Juan Soto Ramírez en su texto Las modas culturales, publicado en 2015, habla sobre esta situación, refiriéndose a ella como “Infantilización Cultural” y, aunque no puedo evitar estar de acuerdo en muchos de sus puntos —sobre todo en lo que concierne al capitalismo y al existir en una sociedad “enajenada”— debo diferir ante su tratamiento de aquellos que él denomina “adultos niño” y la forma en la que se insertan en la sociedad. Soto Ramírez considera un “adulto niño” a toda persona que no se comporte ni se encasille dentro de los marcos sociales establecidos, a toda persona que, al rebasar la marca de la adolescencia, siga teniendo aficiones.
El adulto niño es capaz de nutrirse de gloria o las penas de su equipo de futbol, de su ídolo musical a quien le rinde tributo desmedido, de su escritor preferido a quien defiende a ultranza, etc. Ser un adulto-niño en la cultura no es poca cosa. El precio que se paga por ello tiene costes políticos, económicos, legales, culturales, ideológicos, etc. (Soto Ramírez, 2015; 137)

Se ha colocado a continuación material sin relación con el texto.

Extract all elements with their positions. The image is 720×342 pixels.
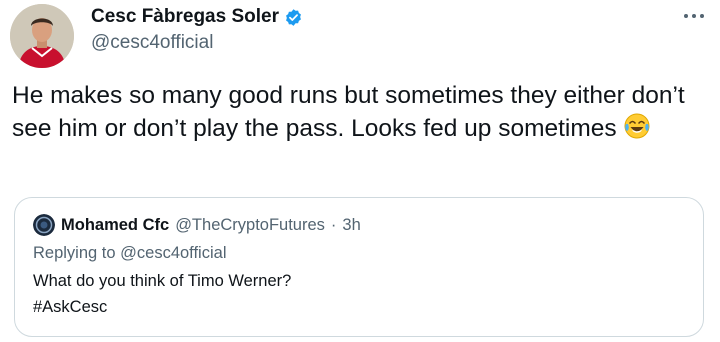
avatar-image — [10, 4, 74, 68]
tweet-text-content: He makes so many good runs but sometimes… — [12, 82, 685, 142]
tweet-text: He makes so many good runs but sometimes… — [12, 80, 712, 148]
author-name[interactable]: Cesc Fàbregas Soler — [91, 4, 303, 30]
verified-badge-icon — [284, 8, 303, 27]
author-handle[interactable]: @cesc4official — [91, 30, 213, 56]
face-with-tears-of-joy-icon — [623, 112, 651, 149]
quoted-author-name[interactable]: Mohamed Cfc — [61, 216, 169, 235]
quoted-separator: · — [330, 215, 337, 234]
avatar[interactable] — [10, 4, 74, 68]
quoted-tweet-text: What do you think of Timo Werner? — [33, 272, 292, 290]
author-name-text: Cesc Fàbregas Soler — [91, 6, 279, 27]
quoted-author-handle[interactable]: @TheCryptoFutures — [175, 216, 325, 235]
quoted-timestamp[interactable]: 3h — [342, 216, 360, 235]
quoted-tweet-header: Mohamed Cfc @TheCryptoFutures · 3h — [33, 214, 361, 236]
quoted-tweet-card[interactable]: Mohamed Cfc @TheCryptoFutures · 3h Reply… — [14, 197, 704, 337]
more-horizontal-icon — [684, 14, 704, 18]
quoted-author-avatar[interactable] — [33, 214, 55, 236]
replying-to-handle[interactable]: @cesc4official — [120, 244, 226, 262]
replying-to-prefix: Replying to — [33, 244, 116, 262]
more-options-button[interactable] — [680, 2, 708, 30]
quoted-tweet-hashtag[interactable]: #AskCesc — [33, 298, 107, 317]
replying-to-line: Replying to @cesc4official — [33, 244, 226, 263]
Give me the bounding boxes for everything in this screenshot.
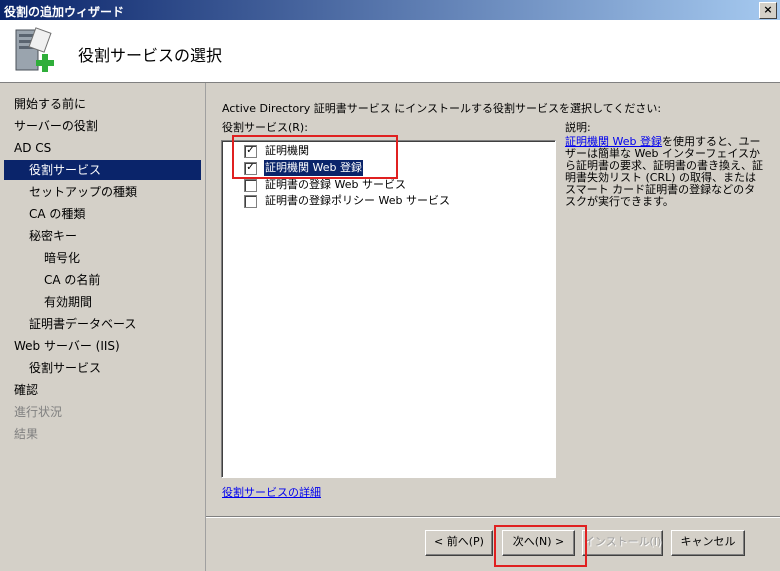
nav-step: CA の種類 — [29, 207, 86, 221]
service-label: 証明書の登録 Web サービス — [265, 178, 406, 191]
nav-step: 有効期間 — [44, 295, 93, 309]
description-label: 説明: — [565, 121, 591, 134]
nav-step: 確認 — [14, 383, 39, 397]
annotation-box-services — [232, 135, 398, 179]
checkbox-unchecked[interactable] — [244, 195, 257, 208]
nav-step: 役割サービス — [29, 361, 102, 375]
description-text: 証明機関 Web 登録を使用すると、ユーザーは簡単な Web インターフェイスか… — [565, 136, 765, 208]
back-button[interactable]: < 前へ(P) — [425, 530, 493, 556]
wizard-steps: 開始する前に サーバーの役割 AD CS 役割サービス セットアップの種類 CA… — [0, 83, 206, 571]
annotation-box-next — [494, 525, 587, 567]
server-add-role-icon — [15, 27, 54, 72]
nav-step: サーバーの役割 — [14, 119, 98, 133]
page-title: 役割サービスの選択 — [78, 46, 223, 65]
close-button[interactable]: × — [759, 2, 777, 19]
divider — [206, 516, 780, 518]
nav-step-disabled: 進行状況 — [14, 405, 63, 419]
nav-step: Web サーバー (IIS) — [14, 339, 120, 353]
nav-step: AD CS — [14, 141, 52, 155]
install-button[interactable]: インストール(I) — [582, 530, 663, 556]
services-list[interactable]: ✓ 証明機関 ✓ 証明機関 Web 登録 証明書の登録 Web サービス 証明書… — [221, 140, 556, 478]
checkbox-unchecked[interactable] — [244, 179, 257, 192]
nav-step: 開始する前に — [14, 97, 87, 111]
service-label: 証明書の登録ポリシー Web サービス — [265, 194, 450, 207]
cancel-button[interactable]: キャンセル — [671, 530, 745, 556]
nav-step-selected: 役割サービス — [4, 160, 201, 180]
nav-step: 暗号化 — [44, 251, 81, 265]
window-title: 役割の追加ウィザード — [4, 5, 125, 19]
nav-step: セットアップの種類 — [29, 185, 138, 199]
nav-step: CA の名前 — [44, 273, 101, 287]
nav-step-disabled: 結果 — [14, 427, 39, 441]
nav-step: 秘密キー — [29, 229, 78, 243]
nav-step: 証明書データベース — [29, 317, 137, 331]
services-label: 役割サービス(R): — [222, 121, 308, 134]
details-link-wrap: 役割サービスの詳細 — [222, 484, 321, 500]
instruction-text: Active Directory 証明書サービス にインストールする役割サービス… — [222, 102, 662, 115]
wizard-header: 役割サービスの選択 — [0, 20, 780, 83]
title-bar: 役割の追加ウィザード × — [0, 0, 780, 20]
details-link[interactable]: 役割サービスの詳細 — [222, 486, 321, 499]
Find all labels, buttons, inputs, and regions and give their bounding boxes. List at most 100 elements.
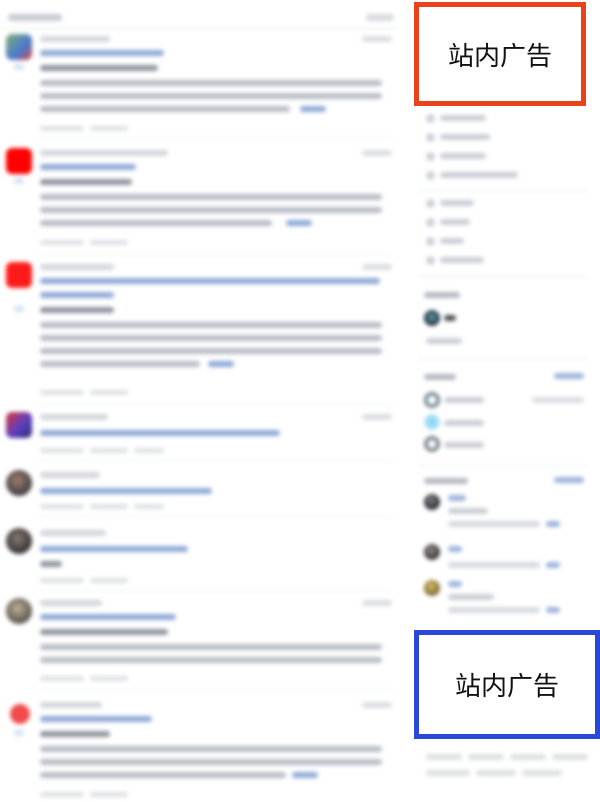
item-text bbox=[40, 746, 382, 752]
follow-link[interactable] bbox=[546, 521, 560, 527]
author-name[interactable] bbox=[40, 414, 108, 420]
author-name[interactable] bbox=[40, 702, 102, 708]
footer-link[interactable] bbox=[468, 754, 504, 760]
item-meta[interactable] bbox=[40, 676, 84, 681]
item-text bbox=[40, 322, 382, 328]
item-link[interactable] bbox=[40, 546, 188, 552]
footer-link[interactable] bbox=[510, 754, 546, 760]
user-name[interactable] bbox=[444, 420, 484, 426]
divider bbox=[418, 190, 588, 191]
avatar[interactable] bbox=[6, 598, 32, 624]
item-text bbox=[40, 759, 382, 765]
author-name[interactable] bbox=[40, 530, 106, 536]
user-name[interactable] bbox=[444, 442, 484, 448]
item-link[interactable] bbox=[40, 716, 152, 722]
item-meta[interactable] bbox=[90, 448, 128, 453]
sidebar-link[interactable] bbox=[440, 115, 486, 121]
bullet-icon bbox=[426, 237, 435, 246]
read-more-link[interactable] bbox=[286, 220, 312, 226]
item-meta[interactable] bbox=[40, 504, 84, 509]
item-text bbox=[40, 80, 382, 86]
sidebar-link[interactable] bbox=[440, 134, 490, 140]
item-meta[interactable] bbox=[90, 578, 128, 583]
avatar[interactable] bbox=[424, 414, 440, 430]
item-meta[interactable] bbox=[90, 126, 128, 131]
sidebar-link[interactable] bbox=[440, 257, 484, 263]
author-name[interactable] bbox=[40, 472, 100, 478]
item-meta[interactable] bbox=[90, 792, 128, 797]
user-name[interactable] bbox=[448, 581, 462, 587]
feed-header-action[interactable] bbox=[366, 14, 394, 21]
follow-link[interactable] bbox=[546, 607, 560, 613]
user-name[interactable] bbox=[444, 397, 484, 403]
sidebar-link[interactable] bbox=[440, 153, 486, 159]
ad-banner-top[interactable]: 站内广告 bbox=[414, 2, 586, 106]
read-more-link[interactable] bbox=[292, 772, 318, 778]
footer-link[interactable] bbox=[522, 770, 562, 776]
avatar[interactable] bbox=[424, 494, 440, 510]
avatar[interactable] bbox=[424, 544, 440, 560]
read-more-link[interactable] bbox=[208, 361, 234, 367]
item-link[interactable] bbox=[40, 292, 114, 298]
divider bbox=[418, 358, 588, 359]
item-link[interactable] bbox=[40, 278, 380, 284]
item-link[interactable] bbox=[40, 488, 212, 494]
avatar[interactable] bbox=[424, 580, 440, 596]
item-link[interactable] bbox=[40, 50, 164, 56]
item-meta[interactable] bbox=[40, 240, 84, 245]
avatar[interactable] bbox=[6, 34, 32, 60]
avatar[interactable] bbox=[6, 470, 32, 496]
avatar[interactable] bbox=[424, 310, 440, 326]
item-meta[interactable] bbox=[134, 504, 164, 509]
avatar[interactable] bbox=[424, 392, 440, 408]
item-meta[interactable] bbox=[90, 504, 128, 509]
footer-link[interactable] bbox=[426, 754, 462, 760]
bullet-icon bbox=[426, 133, 435, 142]
sidebar-link[interactable] bbox=[440, 200, 474, 206]
ad-banner-bottom[interactable]: 站内广告 bbox=[414, 630, 600, 739]
author-name[interactable] bbox=[40, 600, 102, 606]
more-link[interactable] bbox=[554, 373, 584, 379]
item-meta[interactable] bbox=[40, 126, 84, 131]
item-link[interactable] bbox=[40, 614, 176, 620]
divider bbox=[40, 254, 392, 255]
avatar[interactable] bbox=[10, 704, 30, 724]
item-meta[interactable] bbox=[90, 390, 128, 395]
user-meta bbox=[448, 521, 540, 527]
avatar[interactable] bbox=[6, 148, 32, 174]
item-meta[interactable] bbox=[40, 448, 84, 453]
user-name[interactable] bbox=[448, 546, 462, 552]
item-text bbox=[40, 644, 382, 650]
read-more-link[interactable] bbox=[300, 106, 326, 112]
sidebar: 站内广告 站内广告 bbox=[412, 0, 600, 802]
feed-header-title bbox=[8, 14, 62, 21]
follow-link[interactable] bbox=[546, 562, 560, 568]
item-meta[interactable] bbox=[40, 792, 84, 797]
item-link[interactable] bbox=[40, 430, 280, 436]
avatar[interactable] bbox=[6, 528, 32, 554]
divider bbox=[40, 460, 392, 461]
user-name[interactable] bbox=[448, 495, 466, 501]
item-meta[interactable] bbox=[134, 448, 164, 453]
item-meta[interactable] bbox=[90, 240, 128, 245]
footer-link[interactable] bbox=[476, 770, 516, 776]
author-name[interactable] bbox=[40, 36, 110, 42]
sidebar-link[interactable] bbox=[440, 172, 518, 178]
author-name[interactable] bbox=[40, 150, 168, 156]
sidebar-link[interactable] bbox=[440, 219, 470, 225]
avatar[interactable] bbox=[424, 436, 440, 452]
item-meta[interactable] bbox=[40, 578, 84, 583]
avatar[interactable] bbox=[6, 412, 32, 438]
footer-link[interactable] bbox=[552, 754, 588, 760]
user-name[interactable] bbox=[444, 315, 456, 321]
avatar[interactable] bbox=[6, 262, 32, 288]
author-name[interactable] bbox=[40, 264, 114, 270]
sidebar-link[interactable] bbox=[440, 238, 464, 244]
sidebar-link[interactable] bbox=[426, 338, 462, 344]
item-meta[interactable] bbox=[40, 390, 84, 395]
item-meta[interactable] bbox=[90, 676, 128, 681]
footer-link[interactable] bbox=[426, 770, 470, 776]
divider bbox=[40, 516, 392, 517]
more-link[interactable] bbox=[554, 477, 584, 483]
item-link[interactable] bbox=[40, 164, 136, 170]
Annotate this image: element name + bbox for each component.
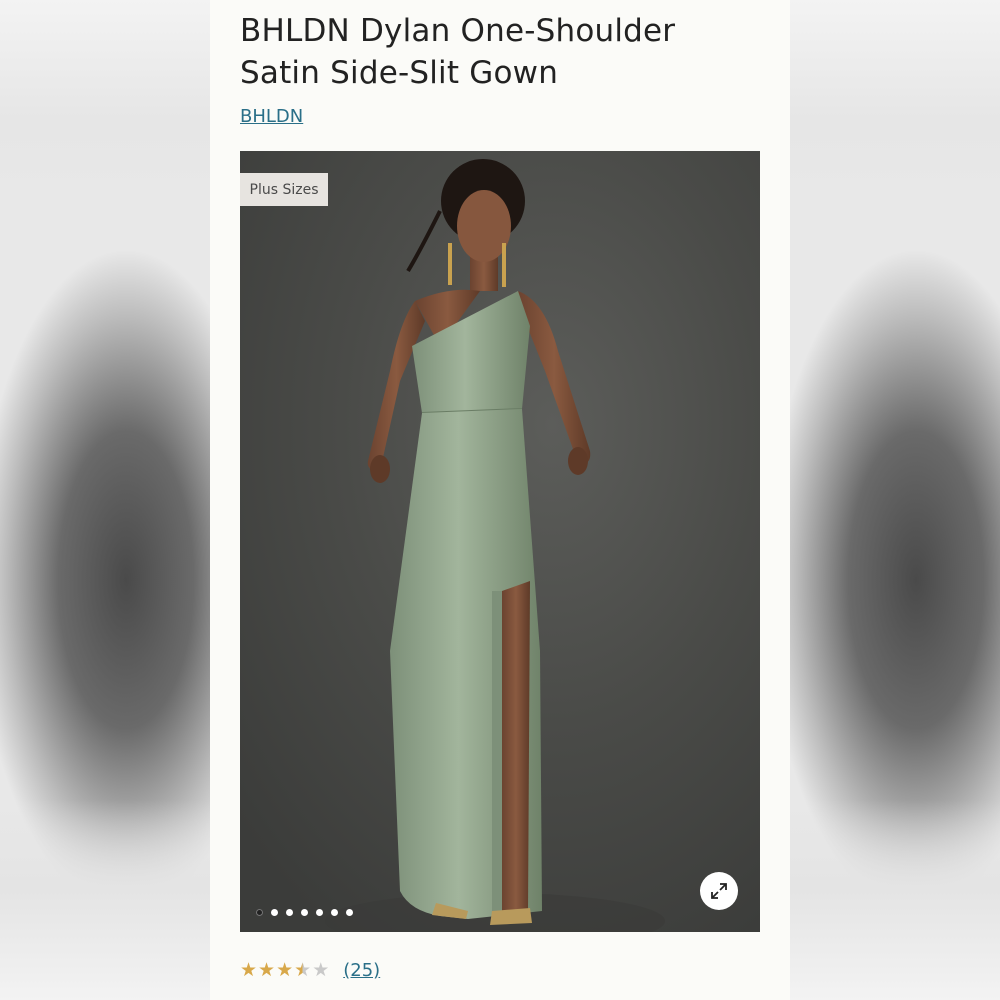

El discurso de Soto Ramírez se vuelve una oda a cómo los tiempos antiguos eran mejores, en la que desmerita la libertad de expresión y tacha de infantiloide a la necesidad de entretenimiento. Se vuelve Owen Wilson en Media noche en París, lamentando cómo la sociedad del consumo ha detenido el avance sociocultural, económico y político, ya que nos abstraemos al grado de ignorar toda responsabilidad. No voy a negar que parte de la idea central del discurso de Soto Ramírez tiene un peso importante como para ser ignorado, la época moderna corre sobre el desinterés, el derroche y el hedonismo, es una realidad con la que se convive todos los días y sería imprudente intentar encubrirla.
Sin embargo, también encuentro imprudente de su parte, y la de autores como Paco Gómez Nadal y todos aquellos que defienden esta visión unilateral del discurso sobre infantilización, el colocar a todos a la fuerza dentro de un mismo molde y después señalarnos con el dedo. De esta forma tampoco pretendo negar otro hecho tangible: hay de fanáticos a fanáticos. Siempre existirá alguna persona que sobrepase los límites de lo sano, que le quite la parte inocente y vuelque su vida a un determinado tema. En el caso específico del k-pop, estos fanáticos extremistas son denominados sasaengs. Se trata de personas que convierten el fanatismo en obsesión, desarrollan un fuerte sentimiento de posesión sobre su ídolo, al grado que, no solo los acosan, sino que ha habido intentos de secuestro o persecución.
La negatividad acarreada por estas personas suele contagiar a todo el fandom y lo que generaliza etiquetas y visiones sobre los fanáticos. Pero así como existen individuos cuyo nivel de abstracción con respecto de la realidad que lo rodea ha llegado a puntos críticos, también existen personas conscientes del lugar que ocupan y de sus responsabilidades como miembros funcionales de la sociedad.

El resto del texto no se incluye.